What did they find? Surprisingly, the researchers found that after a year’s worth of treatment for both groups, both groups significantly improved. And worse yet for DBT, there were no significant differences between the two treatment groups.
This trial demonstrated that 1 year of dialectical behavior therapy or general psychiatric management for the treatment of suicidal patients with borderline personality disorder brought about significant reductions in suicidal behavior, borderline symptoms, general distress from symptoms, depression, anger, and health care utilization, along with improvements in interpersonal functioning. Contrary to our expectations, dialectical behavior therapy was not superior to general psychiatric management with both intent-to-treat and per-protocol analyses; the two were equally effective across a range of outcomes.
One interesting data point, however, that the researchers didn’t discuss. You can see it pretty clearly in this graph:
Although this difference was reportedly not “statistically significant,” people in the general psychiatric management group had nearly 3 times the number of self-injurious episodes every month than those in the DBT group at the end of the one year treatment. That seems pretty significant, if not statistically, then at least clinically.
The other concern this article again points to is that between 38 and 39 percent of patients dropped out of treatment before the year was up. So while it’s interesting that both treatment groups benefited from the intervention, nearly 40 percent of people still aren’t helped by either (of those who returned survey about why they stopped treatment, 42 percent of subjects said that the treatment wasn’t helpful).

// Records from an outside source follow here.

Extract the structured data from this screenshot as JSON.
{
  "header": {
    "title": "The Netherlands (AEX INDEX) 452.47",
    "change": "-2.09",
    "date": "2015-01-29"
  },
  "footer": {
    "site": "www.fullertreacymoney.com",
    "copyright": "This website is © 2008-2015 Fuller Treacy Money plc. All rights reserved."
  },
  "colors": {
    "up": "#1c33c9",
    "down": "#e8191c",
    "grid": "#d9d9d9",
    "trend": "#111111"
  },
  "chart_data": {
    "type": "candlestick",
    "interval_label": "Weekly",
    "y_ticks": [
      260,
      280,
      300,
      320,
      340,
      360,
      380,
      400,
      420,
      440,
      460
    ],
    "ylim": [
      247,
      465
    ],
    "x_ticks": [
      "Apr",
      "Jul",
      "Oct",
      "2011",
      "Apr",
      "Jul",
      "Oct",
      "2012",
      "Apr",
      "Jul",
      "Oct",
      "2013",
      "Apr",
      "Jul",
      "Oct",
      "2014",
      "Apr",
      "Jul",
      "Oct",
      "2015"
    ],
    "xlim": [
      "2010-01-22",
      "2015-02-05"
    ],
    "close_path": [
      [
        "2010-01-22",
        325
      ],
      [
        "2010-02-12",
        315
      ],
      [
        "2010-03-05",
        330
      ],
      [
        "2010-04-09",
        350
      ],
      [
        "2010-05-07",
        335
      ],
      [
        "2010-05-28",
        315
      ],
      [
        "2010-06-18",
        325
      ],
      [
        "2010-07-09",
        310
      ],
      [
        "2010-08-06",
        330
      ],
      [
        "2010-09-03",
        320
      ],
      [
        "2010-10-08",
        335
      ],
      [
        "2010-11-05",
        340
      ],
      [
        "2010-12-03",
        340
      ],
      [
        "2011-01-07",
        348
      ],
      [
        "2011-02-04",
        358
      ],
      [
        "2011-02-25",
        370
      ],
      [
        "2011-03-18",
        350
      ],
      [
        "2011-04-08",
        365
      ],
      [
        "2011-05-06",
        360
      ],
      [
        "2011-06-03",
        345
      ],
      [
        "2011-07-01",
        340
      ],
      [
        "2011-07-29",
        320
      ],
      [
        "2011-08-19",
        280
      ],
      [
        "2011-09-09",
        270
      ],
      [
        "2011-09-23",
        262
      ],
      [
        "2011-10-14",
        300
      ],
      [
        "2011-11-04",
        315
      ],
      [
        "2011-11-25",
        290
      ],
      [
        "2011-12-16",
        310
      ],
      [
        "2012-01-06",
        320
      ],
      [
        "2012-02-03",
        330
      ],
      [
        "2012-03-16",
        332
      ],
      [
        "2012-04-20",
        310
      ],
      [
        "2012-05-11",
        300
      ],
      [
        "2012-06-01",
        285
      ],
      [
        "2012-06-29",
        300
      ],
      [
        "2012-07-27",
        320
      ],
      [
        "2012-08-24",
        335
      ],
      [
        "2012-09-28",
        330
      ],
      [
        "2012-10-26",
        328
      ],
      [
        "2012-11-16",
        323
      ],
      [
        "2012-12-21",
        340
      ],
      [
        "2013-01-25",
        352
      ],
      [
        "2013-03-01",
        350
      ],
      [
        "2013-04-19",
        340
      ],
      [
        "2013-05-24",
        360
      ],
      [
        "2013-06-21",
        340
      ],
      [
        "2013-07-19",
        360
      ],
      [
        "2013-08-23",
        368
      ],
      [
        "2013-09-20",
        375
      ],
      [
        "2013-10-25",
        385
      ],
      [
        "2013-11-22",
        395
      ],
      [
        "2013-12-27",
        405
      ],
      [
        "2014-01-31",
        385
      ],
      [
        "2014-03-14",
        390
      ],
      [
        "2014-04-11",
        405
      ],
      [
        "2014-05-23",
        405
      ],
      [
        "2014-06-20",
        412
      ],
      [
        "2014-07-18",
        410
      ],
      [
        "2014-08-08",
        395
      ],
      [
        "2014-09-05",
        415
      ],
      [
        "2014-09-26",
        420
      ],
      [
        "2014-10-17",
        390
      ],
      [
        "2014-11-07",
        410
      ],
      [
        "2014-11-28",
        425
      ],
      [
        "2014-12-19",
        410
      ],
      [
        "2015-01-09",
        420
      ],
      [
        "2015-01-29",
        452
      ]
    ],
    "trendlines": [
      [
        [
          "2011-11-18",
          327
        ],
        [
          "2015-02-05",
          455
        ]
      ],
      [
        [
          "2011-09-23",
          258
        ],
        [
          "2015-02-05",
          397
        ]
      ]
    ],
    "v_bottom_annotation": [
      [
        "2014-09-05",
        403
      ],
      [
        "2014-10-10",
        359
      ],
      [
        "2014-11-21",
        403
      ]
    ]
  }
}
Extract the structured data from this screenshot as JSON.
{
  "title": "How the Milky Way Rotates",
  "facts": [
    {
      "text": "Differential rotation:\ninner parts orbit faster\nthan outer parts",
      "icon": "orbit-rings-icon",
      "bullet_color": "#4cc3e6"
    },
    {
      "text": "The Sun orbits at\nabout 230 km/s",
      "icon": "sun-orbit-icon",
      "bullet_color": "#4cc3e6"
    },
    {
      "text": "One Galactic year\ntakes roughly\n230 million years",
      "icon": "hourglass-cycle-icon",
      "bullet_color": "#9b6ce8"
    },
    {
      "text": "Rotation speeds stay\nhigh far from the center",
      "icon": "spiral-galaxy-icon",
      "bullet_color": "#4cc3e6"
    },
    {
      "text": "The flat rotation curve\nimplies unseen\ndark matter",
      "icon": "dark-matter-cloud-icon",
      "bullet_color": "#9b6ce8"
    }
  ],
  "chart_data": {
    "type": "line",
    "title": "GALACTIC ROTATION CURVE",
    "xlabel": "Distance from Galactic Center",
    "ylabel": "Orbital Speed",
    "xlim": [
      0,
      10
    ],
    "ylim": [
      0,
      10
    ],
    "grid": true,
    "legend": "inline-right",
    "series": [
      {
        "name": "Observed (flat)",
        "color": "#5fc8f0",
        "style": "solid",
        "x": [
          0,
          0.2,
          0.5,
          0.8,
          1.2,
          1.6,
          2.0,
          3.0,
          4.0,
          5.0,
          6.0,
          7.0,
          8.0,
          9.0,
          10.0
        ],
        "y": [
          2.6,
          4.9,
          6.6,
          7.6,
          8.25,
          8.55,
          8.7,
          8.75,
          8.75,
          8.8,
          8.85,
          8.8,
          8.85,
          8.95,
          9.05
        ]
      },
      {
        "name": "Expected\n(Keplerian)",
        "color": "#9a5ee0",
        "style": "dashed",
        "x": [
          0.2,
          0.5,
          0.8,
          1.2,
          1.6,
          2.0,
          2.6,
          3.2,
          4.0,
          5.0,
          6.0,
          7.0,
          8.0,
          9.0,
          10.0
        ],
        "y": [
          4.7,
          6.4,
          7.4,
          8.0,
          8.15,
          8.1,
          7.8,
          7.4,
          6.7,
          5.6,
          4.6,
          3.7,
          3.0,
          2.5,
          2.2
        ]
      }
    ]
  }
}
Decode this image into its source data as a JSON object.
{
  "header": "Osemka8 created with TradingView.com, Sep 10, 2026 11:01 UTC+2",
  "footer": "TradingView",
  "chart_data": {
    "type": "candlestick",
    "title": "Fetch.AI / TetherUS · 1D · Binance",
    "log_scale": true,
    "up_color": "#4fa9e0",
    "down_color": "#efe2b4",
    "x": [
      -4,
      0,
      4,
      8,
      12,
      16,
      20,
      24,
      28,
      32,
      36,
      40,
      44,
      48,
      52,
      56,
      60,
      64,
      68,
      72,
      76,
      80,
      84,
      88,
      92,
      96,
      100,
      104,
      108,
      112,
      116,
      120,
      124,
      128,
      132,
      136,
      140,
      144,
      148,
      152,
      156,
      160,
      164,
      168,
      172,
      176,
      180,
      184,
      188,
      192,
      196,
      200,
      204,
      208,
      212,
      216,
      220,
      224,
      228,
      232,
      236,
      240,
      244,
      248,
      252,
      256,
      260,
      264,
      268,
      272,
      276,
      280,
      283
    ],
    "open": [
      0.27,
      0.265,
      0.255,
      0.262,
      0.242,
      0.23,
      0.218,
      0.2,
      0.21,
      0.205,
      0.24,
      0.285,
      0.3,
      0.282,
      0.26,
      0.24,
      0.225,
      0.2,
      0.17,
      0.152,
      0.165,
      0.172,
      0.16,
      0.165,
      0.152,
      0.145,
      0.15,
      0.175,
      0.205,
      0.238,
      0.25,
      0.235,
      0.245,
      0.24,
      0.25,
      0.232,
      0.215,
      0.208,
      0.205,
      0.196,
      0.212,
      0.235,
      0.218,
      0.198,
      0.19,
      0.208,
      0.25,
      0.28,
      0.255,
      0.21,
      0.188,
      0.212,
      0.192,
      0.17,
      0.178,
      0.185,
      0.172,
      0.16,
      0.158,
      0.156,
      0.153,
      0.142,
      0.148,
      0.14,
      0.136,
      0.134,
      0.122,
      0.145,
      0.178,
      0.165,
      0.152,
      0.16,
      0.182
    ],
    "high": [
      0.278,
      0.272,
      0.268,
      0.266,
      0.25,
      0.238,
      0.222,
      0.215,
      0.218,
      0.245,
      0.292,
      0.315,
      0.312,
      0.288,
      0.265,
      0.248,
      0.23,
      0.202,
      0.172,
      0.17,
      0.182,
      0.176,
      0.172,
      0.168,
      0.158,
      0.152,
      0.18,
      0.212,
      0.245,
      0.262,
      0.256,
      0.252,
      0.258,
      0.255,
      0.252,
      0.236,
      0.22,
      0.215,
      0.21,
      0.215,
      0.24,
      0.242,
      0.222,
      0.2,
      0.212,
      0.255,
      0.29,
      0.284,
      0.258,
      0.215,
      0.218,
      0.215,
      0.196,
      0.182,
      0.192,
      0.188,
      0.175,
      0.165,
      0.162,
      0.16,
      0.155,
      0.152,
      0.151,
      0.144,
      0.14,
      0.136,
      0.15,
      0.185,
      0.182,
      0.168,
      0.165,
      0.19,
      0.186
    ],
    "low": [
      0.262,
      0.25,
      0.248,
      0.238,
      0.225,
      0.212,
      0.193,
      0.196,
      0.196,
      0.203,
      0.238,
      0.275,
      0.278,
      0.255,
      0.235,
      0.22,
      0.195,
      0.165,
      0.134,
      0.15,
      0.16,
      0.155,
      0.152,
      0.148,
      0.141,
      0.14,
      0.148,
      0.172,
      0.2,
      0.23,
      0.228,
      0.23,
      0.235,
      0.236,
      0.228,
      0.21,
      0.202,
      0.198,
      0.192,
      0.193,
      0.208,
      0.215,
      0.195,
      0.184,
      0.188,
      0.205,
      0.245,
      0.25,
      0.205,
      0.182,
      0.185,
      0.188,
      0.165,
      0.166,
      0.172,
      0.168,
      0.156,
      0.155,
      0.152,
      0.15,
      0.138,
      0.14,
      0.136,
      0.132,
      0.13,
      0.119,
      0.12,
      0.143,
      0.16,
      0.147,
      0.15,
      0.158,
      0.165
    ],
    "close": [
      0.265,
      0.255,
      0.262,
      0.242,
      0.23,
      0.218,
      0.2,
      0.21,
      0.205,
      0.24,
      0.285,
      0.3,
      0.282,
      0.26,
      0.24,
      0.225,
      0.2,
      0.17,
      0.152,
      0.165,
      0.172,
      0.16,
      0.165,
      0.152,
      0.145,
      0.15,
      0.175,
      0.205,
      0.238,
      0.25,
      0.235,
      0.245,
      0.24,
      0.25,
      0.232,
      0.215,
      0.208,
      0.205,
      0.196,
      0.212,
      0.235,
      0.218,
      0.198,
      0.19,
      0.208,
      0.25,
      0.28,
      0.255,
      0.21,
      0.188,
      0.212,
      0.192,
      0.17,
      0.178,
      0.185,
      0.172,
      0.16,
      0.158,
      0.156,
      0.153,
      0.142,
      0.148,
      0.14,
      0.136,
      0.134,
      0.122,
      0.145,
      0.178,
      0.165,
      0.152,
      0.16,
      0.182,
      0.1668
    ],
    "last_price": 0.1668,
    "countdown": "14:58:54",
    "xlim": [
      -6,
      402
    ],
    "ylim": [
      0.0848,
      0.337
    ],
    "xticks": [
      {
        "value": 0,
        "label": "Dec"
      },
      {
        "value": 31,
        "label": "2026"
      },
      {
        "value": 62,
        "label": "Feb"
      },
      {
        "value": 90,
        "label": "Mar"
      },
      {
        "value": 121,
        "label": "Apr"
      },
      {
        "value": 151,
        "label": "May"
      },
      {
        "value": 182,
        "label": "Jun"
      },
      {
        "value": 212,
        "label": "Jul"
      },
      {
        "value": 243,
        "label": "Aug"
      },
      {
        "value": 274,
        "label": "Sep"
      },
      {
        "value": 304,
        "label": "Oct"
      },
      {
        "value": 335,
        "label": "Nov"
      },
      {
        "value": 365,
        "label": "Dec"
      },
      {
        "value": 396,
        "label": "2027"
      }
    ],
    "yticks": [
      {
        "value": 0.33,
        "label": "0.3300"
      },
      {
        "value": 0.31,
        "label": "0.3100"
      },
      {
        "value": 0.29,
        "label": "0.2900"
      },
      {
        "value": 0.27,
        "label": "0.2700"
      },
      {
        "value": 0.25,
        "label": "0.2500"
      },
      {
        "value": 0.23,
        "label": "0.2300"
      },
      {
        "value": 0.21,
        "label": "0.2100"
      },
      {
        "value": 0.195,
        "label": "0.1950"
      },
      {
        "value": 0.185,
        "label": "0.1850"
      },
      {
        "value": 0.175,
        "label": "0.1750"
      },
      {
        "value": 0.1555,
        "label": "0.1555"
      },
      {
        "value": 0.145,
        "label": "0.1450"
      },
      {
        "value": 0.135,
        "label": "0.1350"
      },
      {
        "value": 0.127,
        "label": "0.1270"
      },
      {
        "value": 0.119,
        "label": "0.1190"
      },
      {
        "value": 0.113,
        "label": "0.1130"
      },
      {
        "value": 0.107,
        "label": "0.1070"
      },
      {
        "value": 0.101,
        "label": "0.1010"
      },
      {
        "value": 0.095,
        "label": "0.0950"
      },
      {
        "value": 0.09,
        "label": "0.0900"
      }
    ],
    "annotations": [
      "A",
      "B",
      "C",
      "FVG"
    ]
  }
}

This is the largest trial to compare DBT against another standardized treatment and another datapoint that dispels the myth that borderline personality disorder is “untreatable.” Borderline personality disorder is treatable and this study demonstrates yet another treatment approach that appears equally effective as the “gold standard” DBT.
Reference:
McMain, S.F., Links,P.S., Gnam, W.H., Guimond, T., Cardish, R.J., Korman, L. & Streiner, D.L. (2009). A Randomized Trial of Dialectical Behavior Therapy Versus General Psychiatric Management for Borderline Personality Disorder. Am J Psychiatry.